In 1783 Browne Ffolkes inherited his lawyer father’s estate at Hillington, Norfolk and affirmed his position in the county by serving as High Sheriff. He received his commission as Captain Lieutenant in the Norfolk Rangers from the Lord-Lieutenant of Norfolk, Lord Orford on 10 January 1783. The force had been raised in 1782 by their energetic neighbour George (later 1st Marquess) Townshend for the defence of the county. Townshend was a soldier of considerable experience having served under George II at Dettingen; against Jacobite rebels at Culloden, as well as enforcing English authority in Ireland and lately against revolutionaries in North America.

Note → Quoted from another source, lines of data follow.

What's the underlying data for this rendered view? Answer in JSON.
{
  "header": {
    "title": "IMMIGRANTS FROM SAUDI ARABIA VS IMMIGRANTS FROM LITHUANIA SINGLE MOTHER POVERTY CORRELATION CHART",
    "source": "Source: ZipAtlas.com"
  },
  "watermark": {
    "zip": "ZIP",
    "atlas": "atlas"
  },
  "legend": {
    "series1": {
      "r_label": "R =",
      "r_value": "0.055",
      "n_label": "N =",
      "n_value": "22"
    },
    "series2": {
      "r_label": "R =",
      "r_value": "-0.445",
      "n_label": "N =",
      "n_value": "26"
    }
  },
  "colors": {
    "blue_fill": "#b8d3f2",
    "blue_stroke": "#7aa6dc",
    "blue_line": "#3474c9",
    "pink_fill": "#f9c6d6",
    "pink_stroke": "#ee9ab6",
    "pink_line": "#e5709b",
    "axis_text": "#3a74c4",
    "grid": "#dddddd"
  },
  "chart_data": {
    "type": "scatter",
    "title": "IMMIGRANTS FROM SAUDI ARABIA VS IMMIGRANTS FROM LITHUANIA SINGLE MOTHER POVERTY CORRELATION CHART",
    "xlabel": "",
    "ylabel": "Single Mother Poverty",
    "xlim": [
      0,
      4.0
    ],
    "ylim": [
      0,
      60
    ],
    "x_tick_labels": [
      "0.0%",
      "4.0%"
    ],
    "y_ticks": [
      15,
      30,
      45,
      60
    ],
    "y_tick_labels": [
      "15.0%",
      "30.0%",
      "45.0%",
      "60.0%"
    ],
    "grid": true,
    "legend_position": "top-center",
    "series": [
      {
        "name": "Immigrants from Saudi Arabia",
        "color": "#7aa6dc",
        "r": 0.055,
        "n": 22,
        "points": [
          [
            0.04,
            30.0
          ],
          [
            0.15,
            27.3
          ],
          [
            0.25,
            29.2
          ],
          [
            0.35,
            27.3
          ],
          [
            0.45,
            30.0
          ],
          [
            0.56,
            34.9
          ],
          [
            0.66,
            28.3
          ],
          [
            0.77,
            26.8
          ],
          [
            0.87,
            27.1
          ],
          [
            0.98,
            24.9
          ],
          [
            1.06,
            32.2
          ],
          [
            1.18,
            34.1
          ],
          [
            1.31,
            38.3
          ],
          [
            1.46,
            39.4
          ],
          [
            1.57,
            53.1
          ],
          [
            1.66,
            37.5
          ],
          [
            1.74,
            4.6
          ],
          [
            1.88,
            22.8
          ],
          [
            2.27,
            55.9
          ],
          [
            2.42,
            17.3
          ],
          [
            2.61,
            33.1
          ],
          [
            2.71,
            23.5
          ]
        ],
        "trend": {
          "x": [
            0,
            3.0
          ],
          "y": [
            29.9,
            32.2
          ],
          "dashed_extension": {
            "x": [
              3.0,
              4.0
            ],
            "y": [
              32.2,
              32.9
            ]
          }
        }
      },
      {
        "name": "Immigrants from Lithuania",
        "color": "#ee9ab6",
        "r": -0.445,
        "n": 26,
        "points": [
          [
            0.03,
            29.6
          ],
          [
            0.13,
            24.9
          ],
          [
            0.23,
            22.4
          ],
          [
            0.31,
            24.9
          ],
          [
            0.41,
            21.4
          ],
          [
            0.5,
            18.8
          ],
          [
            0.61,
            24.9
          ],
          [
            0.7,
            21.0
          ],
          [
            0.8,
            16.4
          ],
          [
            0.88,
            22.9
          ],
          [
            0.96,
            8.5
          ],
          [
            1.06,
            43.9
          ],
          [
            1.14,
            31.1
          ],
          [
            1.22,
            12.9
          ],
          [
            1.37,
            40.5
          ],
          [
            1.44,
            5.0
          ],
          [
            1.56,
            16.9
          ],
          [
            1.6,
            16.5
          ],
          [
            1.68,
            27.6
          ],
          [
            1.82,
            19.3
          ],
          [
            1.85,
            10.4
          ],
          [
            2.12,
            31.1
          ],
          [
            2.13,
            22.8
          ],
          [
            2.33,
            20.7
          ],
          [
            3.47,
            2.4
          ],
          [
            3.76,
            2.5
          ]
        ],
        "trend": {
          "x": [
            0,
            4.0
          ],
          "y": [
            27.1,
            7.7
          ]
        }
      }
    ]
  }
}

To Townshend’s mind invasion, insurrection, lawlessness and criminality lurked at every turn but he also understood that enacting the 1757 Militia Act was not universally popular, as indeed he told Brown Ffolkes in a letter written at his London townhouse - ‘ ... there are many, Sir, who consider our poor united Rangers as a dreadful innovation, and had rather compromise with an outlawed smuggler or Lord George Gordon than break ye peace or ye Sabbath, by exercising on a Sunday.’
‘Exercising on a Sunday’ was frequently interspersed with social events including a ‘Rangers’ ball’ held at Townshend’s seat Raynham Hall, patriotic dinners and reviews. Following the Treaty of Versailles (1783) and return of peace, the Rangers where held in abeyance. Its well heeled members retained their arms and equipment at home until 1794 and the renewal of war with France. Brown Ffolkes remustered as ‘one of Marquis Townshend’s Rangers’ and in 1805 received a commission as a Major in the corps. In this latter period he acted as commanding officer. He continued as M.P. for King’s Lynn until his death in 1821, despite recurring bouts of gout which increasingly affected his attendance at Westminster.